Niño, no tienes ni idea de lo alto que es el cielo ni de lo profunda que es la tierra.
¡Estoy aquí para matarte!
—El aura de Zeng Wen se embraveció mientras abatía su palma con ferocidad.
Sin embargo, al segundo siguiente, el cuerpo de Lin Mu se desvaneció al instante.
¿Eh?
¡Qué velocidad!
El corazón de Zeng Wen dio un vuelco, y un rastro de inquietud creció en su interior mientras buscaba frenéticamente a Lin Mu.
Justo entonces, sopló una suave brisa.
Zeng Wen se giró bruscamente, solo para sentir una fuerza inimaginablemente poderosa que se abalanzaba sobre él, haciendo que se le erizara el vello de la piel.
Entonces, un puño se agrandó rápidamente en su visión.
—¡No es bueno!
—exclamó Zeng Wen alarmado, cruzando los brazos ante el pecho.
Retrocedió con el pie derecho y se inclinó hacia delante, intentando bloquear el puño.

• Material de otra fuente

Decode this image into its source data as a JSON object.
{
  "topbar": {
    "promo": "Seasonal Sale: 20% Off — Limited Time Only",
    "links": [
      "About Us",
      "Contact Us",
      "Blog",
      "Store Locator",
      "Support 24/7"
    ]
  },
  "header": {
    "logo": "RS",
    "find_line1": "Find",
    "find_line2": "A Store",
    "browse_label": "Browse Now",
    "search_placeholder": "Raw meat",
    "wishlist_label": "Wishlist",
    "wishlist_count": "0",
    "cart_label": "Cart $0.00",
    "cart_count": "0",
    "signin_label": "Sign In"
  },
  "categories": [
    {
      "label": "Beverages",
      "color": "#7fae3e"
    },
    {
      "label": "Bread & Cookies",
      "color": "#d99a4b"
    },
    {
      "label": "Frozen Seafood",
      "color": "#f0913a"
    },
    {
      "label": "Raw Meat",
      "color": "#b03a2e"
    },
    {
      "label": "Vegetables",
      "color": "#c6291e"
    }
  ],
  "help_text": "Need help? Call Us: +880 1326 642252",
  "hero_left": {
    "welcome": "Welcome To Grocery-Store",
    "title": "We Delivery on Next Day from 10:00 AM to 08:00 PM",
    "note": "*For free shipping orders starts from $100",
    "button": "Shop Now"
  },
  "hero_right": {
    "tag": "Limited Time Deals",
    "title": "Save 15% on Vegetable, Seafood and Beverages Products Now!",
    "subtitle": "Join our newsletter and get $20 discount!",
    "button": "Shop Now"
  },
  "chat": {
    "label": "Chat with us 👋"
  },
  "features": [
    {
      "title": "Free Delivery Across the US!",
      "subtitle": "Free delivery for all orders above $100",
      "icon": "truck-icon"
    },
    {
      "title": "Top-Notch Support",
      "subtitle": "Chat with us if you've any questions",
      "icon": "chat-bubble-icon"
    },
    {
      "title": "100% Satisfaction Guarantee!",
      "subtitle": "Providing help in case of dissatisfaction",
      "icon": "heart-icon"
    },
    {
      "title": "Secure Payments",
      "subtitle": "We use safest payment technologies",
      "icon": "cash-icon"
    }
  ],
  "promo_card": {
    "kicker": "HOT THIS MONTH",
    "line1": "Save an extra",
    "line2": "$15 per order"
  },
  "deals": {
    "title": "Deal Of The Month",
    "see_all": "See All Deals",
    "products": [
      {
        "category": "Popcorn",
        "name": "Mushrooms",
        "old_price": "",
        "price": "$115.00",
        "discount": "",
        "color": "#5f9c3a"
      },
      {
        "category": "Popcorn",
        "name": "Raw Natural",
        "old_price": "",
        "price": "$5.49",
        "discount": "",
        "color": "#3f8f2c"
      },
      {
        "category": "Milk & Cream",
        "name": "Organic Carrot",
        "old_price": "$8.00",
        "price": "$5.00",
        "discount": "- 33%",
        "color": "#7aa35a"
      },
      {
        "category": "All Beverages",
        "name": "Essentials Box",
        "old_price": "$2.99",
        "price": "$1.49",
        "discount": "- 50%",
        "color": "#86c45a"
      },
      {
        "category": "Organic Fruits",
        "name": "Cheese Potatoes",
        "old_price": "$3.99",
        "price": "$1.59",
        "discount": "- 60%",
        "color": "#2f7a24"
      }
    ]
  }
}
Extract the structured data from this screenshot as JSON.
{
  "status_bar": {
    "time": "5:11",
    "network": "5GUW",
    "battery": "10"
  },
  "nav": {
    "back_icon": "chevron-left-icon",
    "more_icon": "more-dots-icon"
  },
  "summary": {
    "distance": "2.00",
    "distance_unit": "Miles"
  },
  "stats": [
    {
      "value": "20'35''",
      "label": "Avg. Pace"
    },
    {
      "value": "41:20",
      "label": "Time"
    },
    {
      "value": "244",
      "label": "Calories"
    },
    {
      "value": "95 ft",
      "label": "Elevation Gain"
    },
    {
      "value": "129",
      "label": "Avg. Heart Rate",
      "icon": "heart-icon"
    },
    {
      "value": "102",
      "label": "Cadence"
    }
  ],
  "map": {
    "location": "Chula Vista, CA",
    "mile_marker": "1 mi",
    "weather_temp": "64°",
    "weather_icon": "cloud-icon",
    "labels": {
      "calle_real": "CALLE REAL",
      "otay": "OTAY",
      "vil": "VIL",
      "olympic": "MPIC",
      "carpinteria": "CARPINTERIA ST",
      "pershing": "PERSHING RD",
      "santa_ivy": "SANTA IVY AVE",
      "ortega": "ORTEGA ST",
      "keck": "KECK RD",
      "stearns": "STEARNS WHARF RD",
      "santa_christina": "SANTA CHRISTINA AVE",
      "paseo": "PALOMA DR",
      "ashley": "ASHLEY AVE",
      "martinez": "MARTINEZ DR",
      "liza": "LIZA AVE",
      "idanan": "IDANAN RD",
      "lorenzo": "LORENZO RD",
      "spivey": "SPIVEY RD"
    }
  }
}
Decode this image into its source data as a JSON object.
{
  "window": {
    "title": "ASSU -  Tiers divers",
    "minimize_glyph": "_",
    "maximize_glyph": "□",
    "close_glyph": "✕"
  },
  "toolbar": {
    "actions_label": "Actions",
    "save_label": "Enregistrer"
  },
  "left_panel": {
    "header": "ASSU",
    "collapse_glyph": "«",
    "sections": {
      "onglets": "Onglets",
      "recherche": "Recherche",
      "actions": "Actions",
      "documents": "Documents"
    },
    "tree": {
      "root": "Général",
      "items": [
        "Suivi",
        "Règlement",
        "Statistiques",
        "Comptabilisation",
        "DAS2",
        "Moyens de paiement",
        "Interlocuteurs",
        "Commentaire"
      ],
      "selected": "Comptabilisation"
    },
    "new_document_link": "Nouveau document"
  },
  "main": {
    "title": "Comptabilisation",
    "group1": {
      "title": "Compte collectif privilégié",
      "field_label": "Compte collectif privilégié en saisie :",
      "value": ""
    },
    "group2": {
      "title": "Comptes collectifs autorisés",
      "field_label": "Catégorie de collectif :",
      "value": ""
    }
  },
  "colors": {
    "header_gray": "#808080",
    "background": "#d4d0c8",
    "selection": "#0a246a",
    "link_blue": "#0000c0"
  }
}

Su reacción fue increíblemente rápida, y su experiencia en combate podía considerarse rica.
Pero había calculado mal una cosa: cuando el poder de un oponente alcanza un cierto nivel abrumador, incluso la defensa más perfecta es inútil.
¡PUM!
El puño cayó, estrellándose pesadamente contra los brazos de Zeng Wen.
En ese momento, sintió una fuerza inimaginable que lo arrollaba como una tormenta furiosa.
El poder le hizo sentir como si se enfrentara a una montaña que se derrumbaba, y la desesperación inundó su mente.
¡Esto es incluso más aterrador que enfrentarse al Maestro!
¡CRAC!
Los brazos que Zeng Wen sostenía ante su pecho se rompieron al instante.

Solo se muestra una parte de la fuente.